Noyées!! Noyées mes pauvres mouches!!
Ce matin, au saut du lit, le téléphone a retentit. C'était la technicienne du labo. Une coupure de courant était prévue pendant deux heures aux aurores, et elle a provoqué l'arrêt de la machine qui sert à maintenir l'humidité de la chambre des mouches. Au lieu de cracher de la vapeur, la dite machine s'est mise à suinter de l'eau, qui a coulé... juste sur mes tubes de mouches, qui étaient, comme par hasard, les seuls à se trouver en dessous!
Certains contenaient un centimètre d'eau, mais heureusement la plupart avaient juste eu le bouchon imbibé. Heureusement, notre super technicienne a sauvé toutes mes mouches, en les mettant sur mon conseil dans une cage à population avec des tubes frais (une grande boîte de 50 cm de long environ). Tout est donc bien qui finit bien.

Cet après midi, j'ai fait ma première expérience dans nos nouveaux locaux. Un truc tout simple pour améliorer l'un des tests d'apprentissage des mouches. Eh bien... Il n'est pas pratique du tout de faire un manip à une table sous laquelle on ne peut pas glisser les jambes! Quelle idée de mettre des placards sous les tables de manip... Les personnes qui designent ce genre de meuble ne doivent jamais s'en servir...
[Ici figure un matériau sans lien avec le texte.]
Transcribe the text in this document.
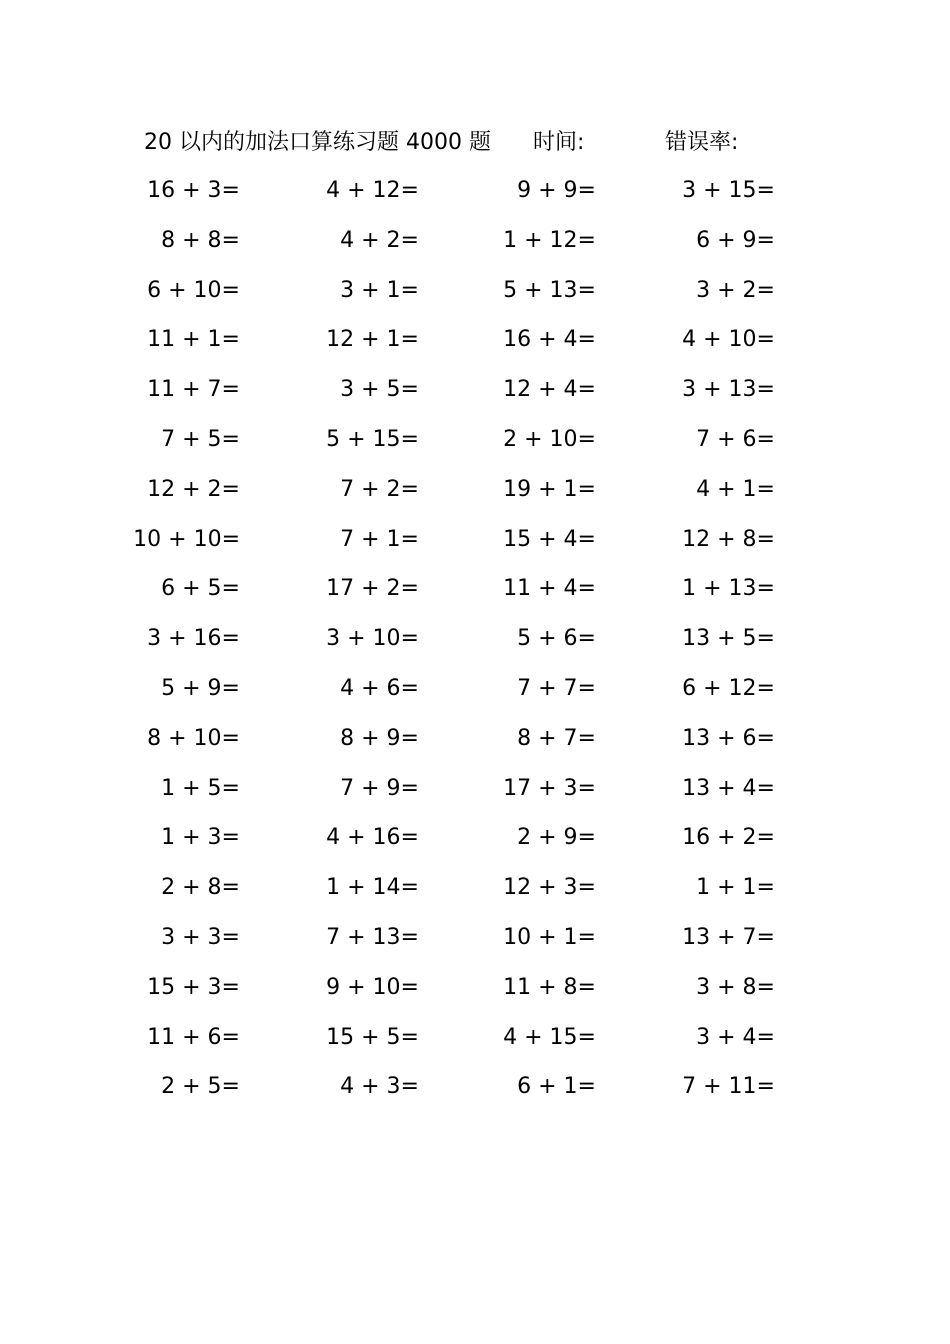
20 以内的加法口算练习题 4000 题 时间:	错误率:
16 + 3=	4 + 12=	9 + 9=	3 + 15=
8 + 8=	4 + 2=	1 + 12=	6 + 9=
6 + 10=	3 + 1=	5 + 13=	3 + 2=
11 + 1=	12 + 1=	16 + 4=	4 + 10=
11 + 7=	3 + 5=	12 + 4=	3 + 13=
7 + 5=	5 + 15=	2 + 10=	7 + 6=
12 + 2=	7 + 2=	19 + 1=	4 + 1=
10 + 10=	7 + 1=	15 + 4=	12 + 8=
6 + 5=	17 + 2=	11 + 4=	1 + 13=
3 + 16=	3 + 10=	5 + 6=	13 + 5=
5 + 9=	4 + 6=	7 + 7=	6 + 12=
8 + 10=	8 + 9=	8 + 7=	13 + 6=
1 + 5=	7 + 9=	17 + 3=	13 + 4=
1 + 3=	4 + 16=	2 + 9=	16 + 2=
2 + 8=	1 + 14=	12 + 3=	1 + 1=
3 + 3=	7 + 13=	10 + 1=	13 + 7=
15 + 3=	9 + 10=	11 + 8=	3 + 8=
11 + 6=	15 + 5=	4 + 15=	3 + 4=
2 + 5=	4 + 3=	6 + 1=	7 + 11=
En fin d'après midi, alors que j'avais quasiment fini ma petite expérience, un de mes collègues a commencé à cuisiner du jus de fruit mélangé à de l'agar (un extrait d'algue qui permet de fabriquer des gelées), également pour tester les capacités d'apprentissage de ses mouches. J'avais toujours eu dans l'idée qu'en mélangeant de l'agar avec du jus de fuit, et peut-être un peu de sucre, on aurait pu faire des super bonbons. Et voilà que mon collègue me propose de goûter à sa cuisine. "C'est super bon", renchérit un troisième larron du labo (on va l'appeller "collègue 2") et se léchant les babines. "Je viens d'y goûter, on dirait des bonbons".
Vous me connaissez. Je n'accepte jamais les bonbons des inconnus. Mais bon, j'avais déjà eu l'occasion plusieurs fois de dîner chez mon collègue 1, et c'est un cordon bleu.

Donc j'ai goûté. Et j'ai filé jusqu'à l'évier pour tout recracher (pourtant, j'avais goûté du bout de la langue), et me rincer la bouche, sous les éclats de rire de l'autre andouille.
"Mince, c'est super amer, l'agar" dis-je déçue que ma super idée de bonbons ne soit pas réalisable.
"Alors, c'était bon? demande le collègue 2 en sortant de la chambre climatisée des mouches.
- Nan c'est dégueu.
- Ah bon? (très étonné)
- Oui, mais quand je te l'ai fait goûter à toi, reprend le collègue 1, je n'avais pas encore ajouté la quinine!!"
Gros éclat de rire (sauf de moi... --' )

Ben oui, j'aurais dû m'en douter. Dans le test d'apprentissage au jus de fruit, on fait apprendre aux mouche l'association entre l'odeur d'un jus de fruit et l'amertume de la quinine... L'agar n'a pas de goût, il sert juste à ce que le jus de fruit soit assez ferme pour qu'elles se balladent sans s'y coller.
Mon collègue 1 m'a avoué par la suite qu'il avait fait le même tour quelques jours avant au collègue 2, et que lui-même avait également goûté, "pour savoir ce que ressentaient les mouches sur ce milieu".

Et voilà. Moralité : toujours se méfier des bonbons qui ne sont pas enveloppé dans un petit papier. ;-)
Enfin, le plus fort, dans cette histoire, c'est que, sachant que les goûts ne sont que des interprétations de notre cerveau, des organismes aussi différents que des mouches et des humains aient la même aversion naturelle pour une même substance, la quinine.